Coluna Cadu Doné

Confesso que perdi

Este é o título das memórias do mestre Juca Kfouri

Por Cadu Doné
Publicado em 26 de novembro de 2021 | 03:00
 
 

"Confesso que perdi” é o título das memórias do mestre Juca Kfouri – que faz sagaz referência ao “Confesso que vivi”, de Pablo Neruda, e ao antropólogo Darcy Ribeiro (“fracassei em tudo o que tentei na vida”). Juca, num humor autodepreciativo digno dos gênios, alega que perdeu porque, em sua trajetória marcada pelas lutas, pela coragem, pelas nobres brigas contra CBF, FIFA, cartolas indecorosos, políticos inescrupulosos, não conseguiu dirimir significativamente as mazelas do esporte, do mundo. Juca: você fez muito. Sem você o futebol brasileiro seria ainda pior. O quase sempre desprezível – e desprezado – jornalismo esportivo seguiria no fundo das redações, relegado aos mais limitados intelectualmente. Você me emociona, Juca. E se não fosse você – e aí talvez esteja um dos seus fracassos –, eu não existiria. Nisso você tem culpa, Juca.

Darcy Ribeiro

Um dos motivos pelos quais Darcy afirma que acabou derrotado, é por não ter alfabetizado a população brasileira. Ô, Darcy... Sem você... Amenizando o suposto erro de Juca: eu não existo; logo, seu “crime” não gerou desdobramentos. Eu, sim, fracassei. E cansei. Não tenho talento, energia, vocação para ser Juca.
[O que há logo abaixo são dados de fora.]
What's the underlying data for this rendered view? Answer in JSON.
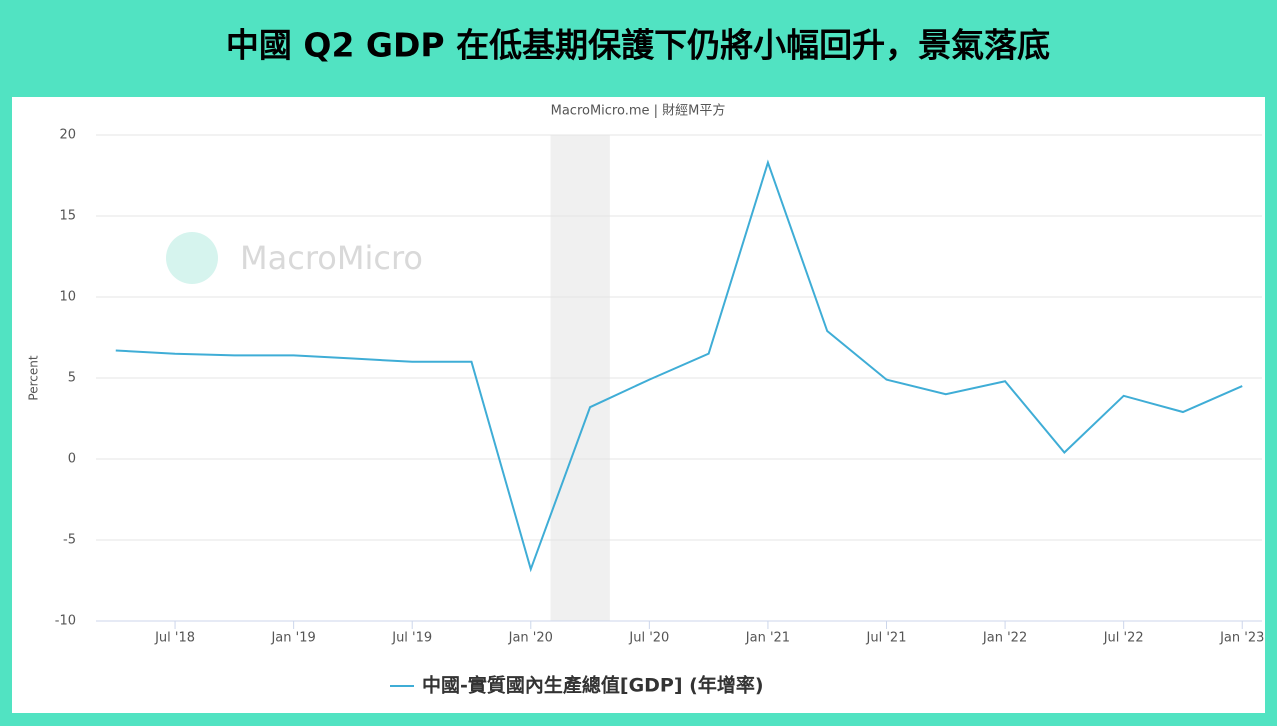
{
  "chart_data": {
    "type": "line",
    "title": "中國 Q2 GDP 在低基期保護下仍將小幅回升，景氣落底",
    "subtitle": "MacroMicro.me | 財經M平方",
    "watermark": "MacroMicro",
    "y_label": "Percent",
    "x": [
      "2018-04",
      "2018-07",
      "2018-10",
      "2019-01",
      "2019-04",
      "2019-07",
      "2019-10",
      "2020-01",
      "2020-04",
      "2020-07",
      "2020-10",
      "2021-01",
      "2021-04",
      "2021-07",
      "2021-10",
      "2022-01",
      "2022-04",
      "2022-07",
      "2022-10",
      "2023-01"
    ],
    "series": [
      {
        "name": "中國-實質國內生產總值[GDP] (年增率)",
        "color": "#3fadd6",
        "values": [
          6.7,
          6.5,
          6.4,
          6.4,
          6.2,
          6.0,
          6.0,
          -6.8,
          3.2,
          4.9,
          6.5,
          18.3,
          7.9,
          4.9,
          4.0,
          4.8,
          0.4,
          3.9,
          2.9,
          4.5
        ]
      }
    ],
    "xlim": [
      "2018-03",
      "2023-02"
    ],
    "xticks": [
      {
        "value": "2018-07",
        "label": "Jul '18"
      },
      {
        "value": "2019-01",
        "label": "Jan '19"
      },
      {
        "value": "2019-07",
        "label": "Jul '19"
      },
      {
        "value": "2020-01",
        "label": "Jan '20"
      },
      {
        "value": "2020-07",
        "label": "Jul '20"
      },
      {
        "value": "2021-01",
        "label": "Jan '21"
      },
      {
        "value": "2021-07",
        "label": "Jul '21"
      },
      {
        "value": "2022-01",
        "label": "Jan '22"
      },
      {
        "value": "2022-07",
        "label": "Jul '22"
      },
      {
        "value": "2023-01",
        "label": "Jan '23"
      }
    ],
    "ylim": [
      -10,
      20
    ],
    "yticks": [
      -10,
      -5,
      0,
      5,
      10,
      15,
      20
    ],
    "grid": true,
    "shaded_range": [
      "2020-02",
      "2020-05"
    ],
    "legend": "bottom"
  }
}
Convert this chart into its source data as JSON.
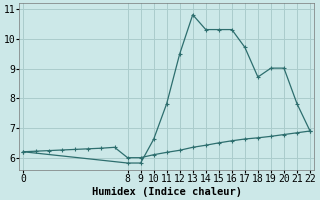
{
  "xlabel": "Humidex (Indice chaleur)",
  "background_color": "#cce8e8",
  "line_color": "#2d6e6e",
  "grid_color": "#aacccc",
  "x_humidex": [
    0,
    8,
    9,
    10,
    11,
    12,
    13,
    14,
    15,
    16,
    17,
    18,
    19,
    20,
    21,
    22
  ],
  "y_humidex": [
    6.2,
    5.82,
    5.82,
    6.62,
    7.82,
    9.5,
    10.82,
    10.32,
    10.32,
    10.32,
    9.72,
    8.72,
    9.02,
    9.02,
    7.82,
    6.9
  ],
  "x_line2": [
    0,
    1,
    2,
    3,
    4,
    5,
    6,
    7,
    8,
    9,
    10,
    11,
    12,
    13,
    14,
    15,
    16,
    17,
    18,
    19,
    20,
    21,
    22
  ],
  "y_line2": [
    6.2,
    6.22,
    6.24,
    6.26,
    6.28,
    6.3,
    6.32,
    6.35,
    6.0,
    6.0,
    6.1,
    6.18,
    6.25,
    6.35,
    6.42,
    6.5,
    6.57,
    6.63,
    6.67,
    6.72,
    6.78,
    6.84,
    6.9
  ],
  "ylim": [
    5.6,
    11.2
  ],
  "xlim": [
    -0.3,
    22.3
  ],
  "yticks": [
    6,
    7,
    8,
    9,
    10,
    11
  ],
  "xticks": [
    0,
    8,
    9,
    10,
    11,
    12,
    13,
    14,
    15,
    16,
    17,
    18,
    19,
    20,
    21,
    22
  ],
  "xlabel_fontsize": 7.5,
  "tick_fontsize": 7
}
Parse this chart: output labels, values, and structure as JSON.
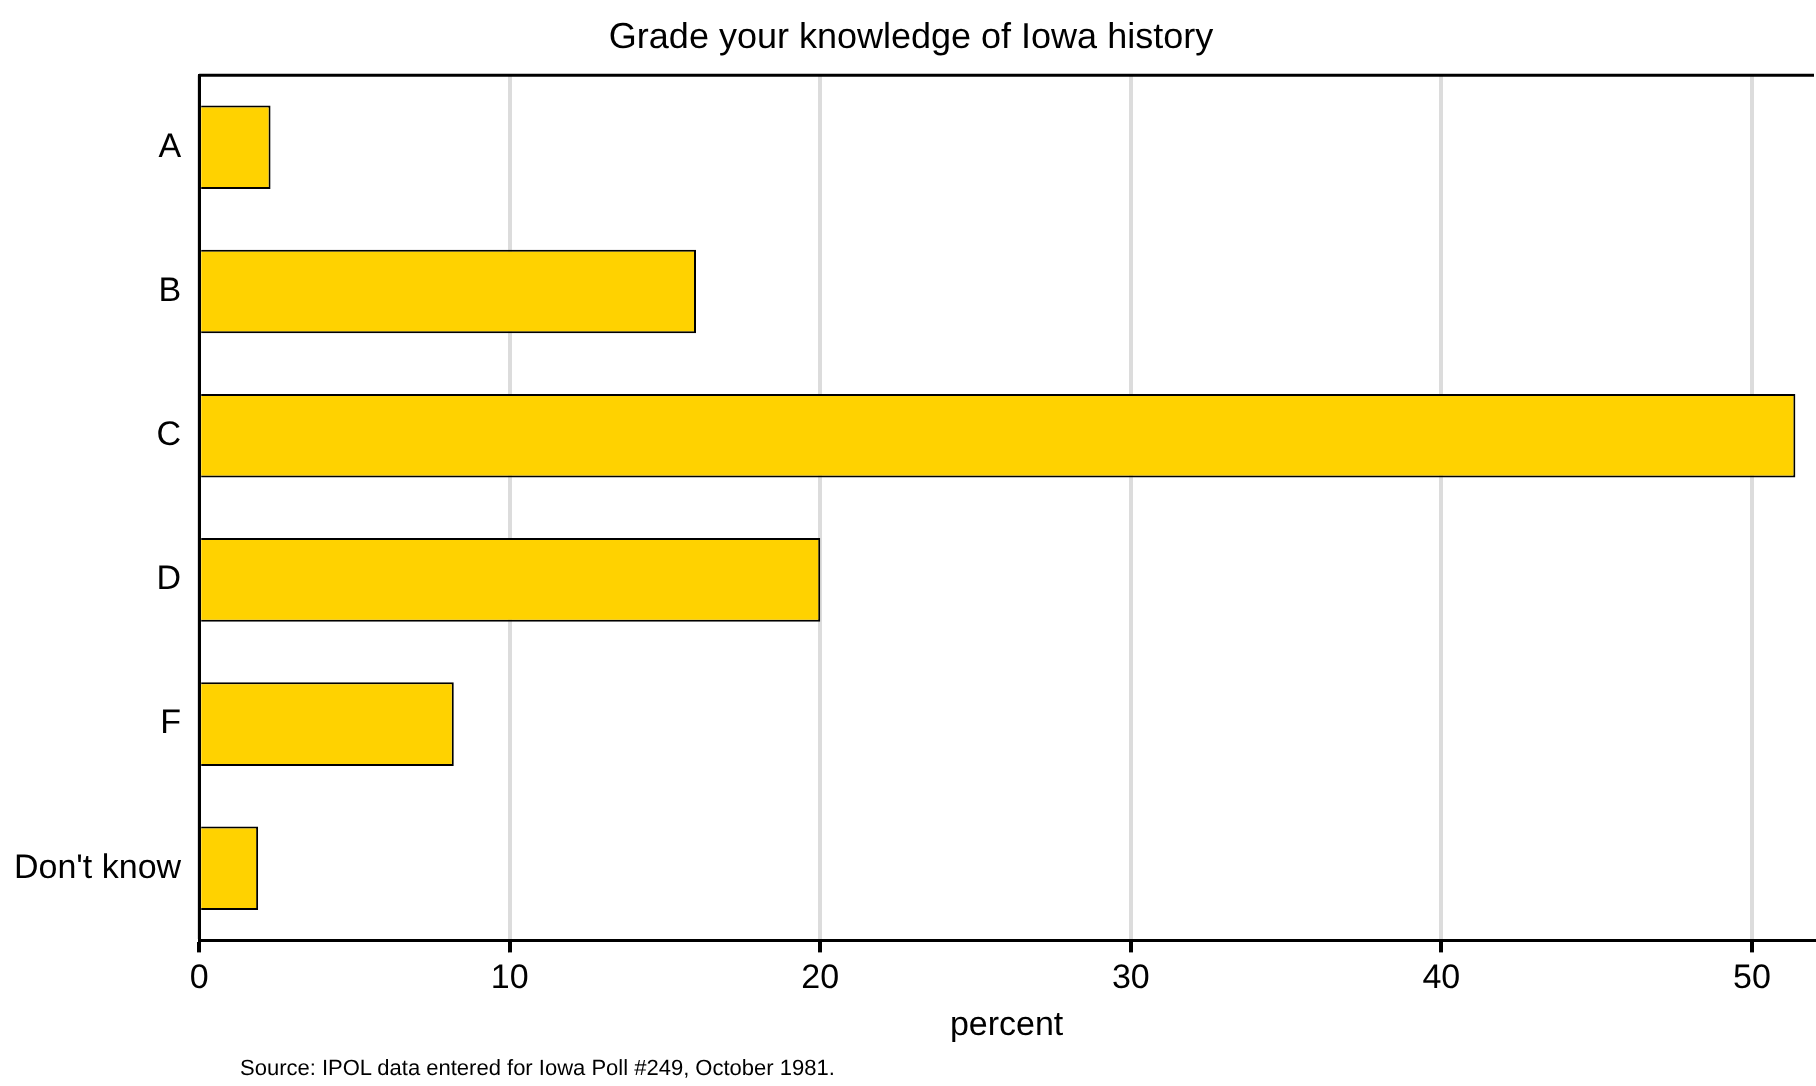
{
  "chart_data": {
    "type": "bar",
    "orientation": "horizontal",
    "title": "Grade your knowledge of Iowa history",
    "xlabel": "percent",
    "categories": [
      "A",
      "B",
      "C",
      "D",
      "F",
      "Don't know"
    ],
    "values": [
      2.3,
      16.0,
      51.4,
      20.0,
      8.2,
      1.9
    ],
    "color": "#ffd200",
    "xlim": [
      0,
      52
    ],
    "xticks": [
      0,
      10,
      20,
      30,
      40,
      50
    ],
    "grid": "x",
    "annotations": [
      "Source: IPOL data entered for Iowa Poll #249, October 1981."
    ]
  }
}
Como já falei em “Depois é nunca”, acreditava ser possível postergar o vigor, o ímpeto, a voracidade juvenil das tentativas de ser Proust, Schopenhauer, ou Stephen Malkmus – enquanto mantinha o pragmatismo para me sustentar no jornalismo – para meu tempo livre. Hoje não tenho cacoete para voltar às fartas ambições que carregava.

Fracassaria

Fracassaria nas investidas para ser gênio. Mas ter tentado, e fracassado, seria melhor do que ter postergado e sequer ter levado o “não” – merecido – do mundo. Hoje fracasso enquanto jornalista esportivo, intelectual que não existe, e “idealista”, corajoso abandonado pelo universo, esquecido e incompreendido pelos amigos (?), sem respaldo por ter preocupado demais com princípios, sem a riqueza de outrora quando jogava bem – talvez meu único talento, mas também perdido – o jogo do animal gregário.

Esquema perfeito

O Galo tem tomado pouquíssimos gols. O esquema perfeito normalmente posiciona tão meticulosamente no lugar certo, da forma correta, o próprio time, o alinhamento entre todas as peças possíveis e imagináveis revela-se tão bem ensaiado e executado, que parece que se combinou tudo com o próprio concorrente. O Galo exala retaguarda irretocável. A hipérbole mencionada não vale para ele. Nem para Renato Gaúcho, vítima de ilação irresponsável. Mas na vida, a descrita perfeição acontece.

“Anímico”

Quem não tem fôlego nem crueldade e/ou frieza para jogar e/ou ignorar... Perde. Mas não quero parecer relacionar minha derrota com qualquer qualidade. Sei lá se tenho alguma. Simplesmente perdi. Para a vida, para as circunstâncias... Sigo sem o fôlego para batalhar como Juca; me arrependo por não ter cuidado das minhas produções – ruins –, mas ainda assim... Às vezes admiramos no próximo a coragem para fazer o que gostaríamos, e para o que afinamos. É o meu caso.

Shame

6/1. Tradução: eu me odeio e me amo. Não procuro nem mulher nem homem. Mas eu não me amo. Stone Roses: eu amo apenas eu. Meu caso?